Так, значит, — она бессмертна.
Так, значит, — играй, гитара,
Раскручивая фламенко,
Стучи каблучком, гитана.
Нет места для слёз, но надо,
Чтоб помнилось зло и горько:
В Гренаде, точней — в Гранаде
Расстрелян Гарсиа Лорка.

МАРИЯ ДЕ ЛЯ О

Кружится испанская пластинка…
К. Симонов

Рассказать я вам могу,
Как испанская пластинка
На последнем берегу
В блиндаже у нас гостила.
Моложавый генерал
Заводил её, бывало,
Древний патефон играл
До конца и вновь сначала.
И, конечно, оттого
Всем бойцам была известна
О Марии де ля О
Замечательная песня.

Шёл обстрел со всех сторон,
Заскочил в блиндаж осколок,
Искалечил патефон,
Вдрызг испанский диск раскокал.
Есть утраты пострашней
В беспощадном поединке,
Но грустили мы о ней,
О Марии на пластинке.

Умножает счёт потерь
Шаг, а может, бег столетья.
Из дивизии теперь
Я — единственный свидетель.
Нету рядом никого…
Несмотря на все усилья,
След Марии де ля О
Не могу найти в Севилье.

Но вмешался продавец
На развале, возле рынка:
Отыскалась наконец
Уценённая пластинка!
По кругам игла плывёт,
Но не узнаю Марии
Де ля О…
Мотив не тот,
Ритм иной,
Слова другие.

ВСТРЕЧА СО СВЕТЛОВЫМ

Тема — старый друг и теплоход
С той поры, как Маяковский встретил Нетте
Откровенным штампом отдаёт,
Повторением в идее и сюжете.
Я боюсь чужих стихов и слов,
Берегу свои!
Но как не повториться,
Если встретился мне теплоход «Светлов»
В голубой и знойной загранице.
Сам Светлов за рубежами не бывал
(Прозевал путёвку в «Интуристе»),
Правда, он в Берлине воевал,
Неуклюжий и смешной танкистик.
А теперь ему открылся путь
С мировым размахом,
Силой русской.
В Барселоне, а не где-нибудь
Я его увидел под погрузкой.
Заявил гудка весёлый зов
О светловском новом первородстве:
«Видишь, начинаю жизнь с азов
Служащим — в Азовском пароходстве.
Завтра поплыву домой опять,
А потом куда-нибудь в Гвинею.
До Гренады здесь рукой подать,
Но ходить по суше не умею».
Понимаю я мечту твою и боль,
Ничего мне объяснять не надо.
За тебя, пожалуйста, позволь
Съездить в эту самую Гренаду!
А пока порадуйся, мой друг,
Я вчера «Смирнова» встретил в море
И недавно в окружении фелюг
Видел «Паустовского» в Босфоре.
Целый флот писательских имён!
Продолженье жизни — путь сквозь бури.
В обороте столько брутто-тонн —
Ну и тяжесть!
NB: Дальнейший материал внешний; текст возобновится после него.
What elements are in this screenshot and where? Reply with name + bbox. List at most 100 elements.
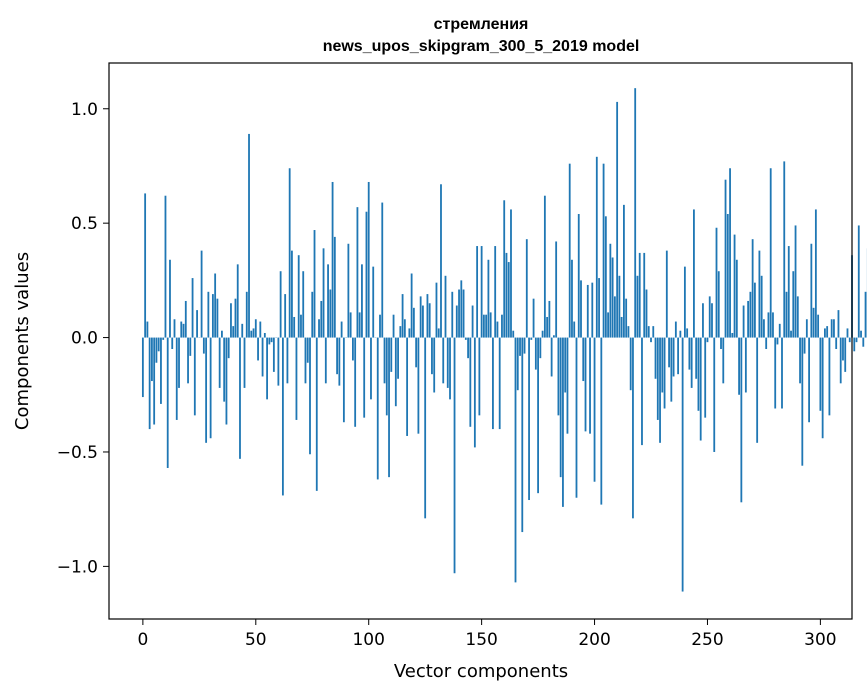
chart-title-line-1: стремления [434, 16, 529, 33]
bar-265 [740, 338, 742, 503]
bar-268 [747, 301, 749, 338]
bar-299 [817, 315, 819, 338]
bar-124 [422, 306, 424, 338]
bar-1 [144, 193, 146, 337]
bar-6 [156, 338, 158, 363]
bar-120 [413, 308, 415, 338]
bar-251 [709, 296, 711, 337]
bar-104 [377, 338, 379, 480]
bar-43 [239, 338, 241, 459]
bar-275 [763, 319, 765, 337]
bar-107 [384, 338, 386, 384]
bar-283 [781, 338, 783, 409]
bar-145 [469, 338, 471, 427]
bar-189 [569, 164, 571, 338]
bar-310 [842, 338, 844, 361]
bar-136 [449, 338, 451, 400]
bar-58 [273, 338, 275, 372]
bar-186 [562, 338, 564, 507]
bar-235 [673, 338, 675, 377]
bar-229 [659, 338, 661, 443]
bar-270 [752, 239, 754, 337]
bar-61 [280, 271, 282, 337]
bar-194 [580, 280, 582, 337]
bar-223 [646, 290, 648, 338]
bar-75 [311, 292, 313, 338]
bar-282 [779, 324, 781, 338]
bar-285 [786, 292, 788, 338]
bar-21 [189, 338, 191, 356]
bar-309 [840, 338, 842, 384]
bar-257 [722, 338, 724, 384]
bar-158 [499, 338, 501, 430]
bar-197 [587, 285, 589, 338]
bar-42 [237, 264, 239, 337]
bar-0 [142, 338, 144, 397]
bar-307 [835, 338, 837, 349]
bar-253 [713, 338, 715, 452]
bar-254 [716, 228, 718, 338]
bar-210 [616, 102, 618, 338]
bar-67 [293, 317, 295, 338]
bar-74 [309, 338, 311, 455]
bar-272 [756, 338, 758, 443]
bar-288 [792, 271, 794, 337]
y-tick-label: 0.0 [71, 329, 98, 349]
bar-115 [402, 294, 404, 337]
bar-245 [695, 338, 697, 379]
bar-106 [381, 203, 383, 338]
bar-121 [415, 338, 417, 368]
bar-3 [149, 338, 151, 430]
x-tick-label: 200 [578, 630, 610, 650]
bar-271 [754, 283, 756, 338]
bar-218 [634, 88, 636, 337]
bar-151 [483, 315, 485, 338]
bar-195 [582, 338, 584, 381]
bar-51 [257, 338, 259, 361]
bar-96 [359, 312, 361, 337]
bar-41 [235, 299, 237, 338]
bar-178 [544, 196, 546, 338]
bar-205 [605, 216, 607, 337]
bar-293 [804, 338, 806, 354]
bar-317 [858, 225, 860, 337]
bar-152 [485, 315, 487, 338]
bar-148 [476, 246, 478, 338]
bar-231 [664, 338, 666, 409]
bar-10 [165, 196, 167, 338]
bar-76 [314, 230, 316, 338]
bar-300 [819, 338, 821, 411]
bar-311 [844, 338, 846, 372]
bar-159 [501, 315, 503, 338]
bar-147 [474, 338, 476, 448]
bar-149 [478, 338, 480, 416]
bar-23 [194, 338, 196, 416]
bar-184 [558, 338, 560, 416]
bar-122 [417, 338, 419, 434]
bar-63 [284, 294, 286, 337]
bar-54 [264, 333, 266, 338]
bar-47 [248, 134, 250, 338]
bar-227 [655, 338, 657, 379]
bar-37 [226, 338, 228, 425]
bar-320 [865, 292, 867, 338]
bar-84 [332, 182, 334, 338]
bar-281 [777, 338, 779, 345]
bar-255 [718, 271, 720, 337]
bar-199 [591, 283, 593, 338]
bar-319 [862, 338, 864, 347]
bar-193 [578, 214, 580, 338]
bar-133 [442, 338, 444, 384]
bar-269 [749, 292, 751, 338]
bar-128 [431, 338, 433, 375]
bar-286 [788, 246, 790, 338]
bar-259 [727, 214, 729, 338]
bar-292 [801, 338, 803, 466]
bar-32 [214, 274, 216, 338]
x-tick-label: 300 [804, 630, 836, 650]
bar-280 [774, 338, 776, 409]
bar-82 [327, 264, 329, 337]
bar-7 [158, 338, 160, 352]
bar-30 [210, 338, 212, 439]
bar-161 [506, 253, 508, 338]
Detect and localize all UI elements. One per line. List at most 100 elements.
Как в литературе!

Знаю, я на теплоход не потяну:
Жил я суетно, работал мало,
Но так хочется в морях листать волну
И беседовать с друзьями у причала.
Потому прошу Морфлот:
Когда умру,
Назовите мной буксирный катер,
Буду я гудком будить вас поутру,
Хрипло окликать вас на закате.

ОТКРЫТКА ДРУГУ

Родилось в долине утро,
Зажурчало, как ручей,
Лиловатое от ультра-
Фиолетовых лучей.
Вслед за нежными лучами
Приближается жара.
Жёлтой крепостью зубчатой
Коронована гора.
Камни — серою отарой,
Овцы — грудою камней,
И при них пастух с гитарой
На хромающем коне.
…Почтальон в твою калитку
Осторожно постучит,
Иностранную открытку
Вместе с пенсией вручит.
Крепость, овцы, конь, гитара —
До чего знакомый мир!
Твой рубеж — Гвадалахара,
Мой романс — Гвадалквивир.
Там на марке — профиль Франко.
Плюнь! Невелика беда —
На монетах и на марках
Он мелькает иногда.
Понимаю я, товарищ,
Как болит твоя душа.
Марку подлую отпаришь,
А открытка хороша.
Вид расплывчат и заманчив,
Как сквозь призму, сквозь слезу.
В утешенье из Ламанчи
Горсть земли тебе везу.

ИСПАНСКИЕ ДЕТИ

Испанских детей от бомбёжек ночных увезли
На трёх теплоходах,
Как будто на трёх галионах.
Вдруг вахтенный с мачты увидел в свинцовой дали
Народные толпы
И пристань в цветах и знамёнах.

То было в трагическом давнем-предавнем году,
Испанские дети
В пилотках и галстуках алых
Узнали, как здесь принимают чужую беду,
И без перевода любой человек понимал их.

Потомки Колумба открыли Советский Союз,
Он грустно и нежно мужские объятья открыл им.
Молились:
Мы завтра вернёмся на землю свою
К оливам и пальмам,
Ступенчатым уличкам милым.

Но срок возвращения зыбился, как горизонт.
Война докатилась от Герники до Ленинграда.
Испанские юноши просят пустить их на фронт.
Досталось им всё —
Партизанский отряд и блокада.

Они защищали
Испанский и русский свой дом.
Не каждому выпало выжить и выстоять в буре.
Когда «голубая дивизия» вышла на Дон,
Повёл контратаку гвардеец Рубен Ибаррури.

…Те красные галстуки
Взрослыми стали давно,
Внучата приходят поздравить с пятидесятилетьем.
А всё же за ними историей закреплено
Их первоначальное званье —
Испанские дети!

Отчизна прекрасна, какой бы она ни была.
Они возвращались…
Ещё это было при Франко.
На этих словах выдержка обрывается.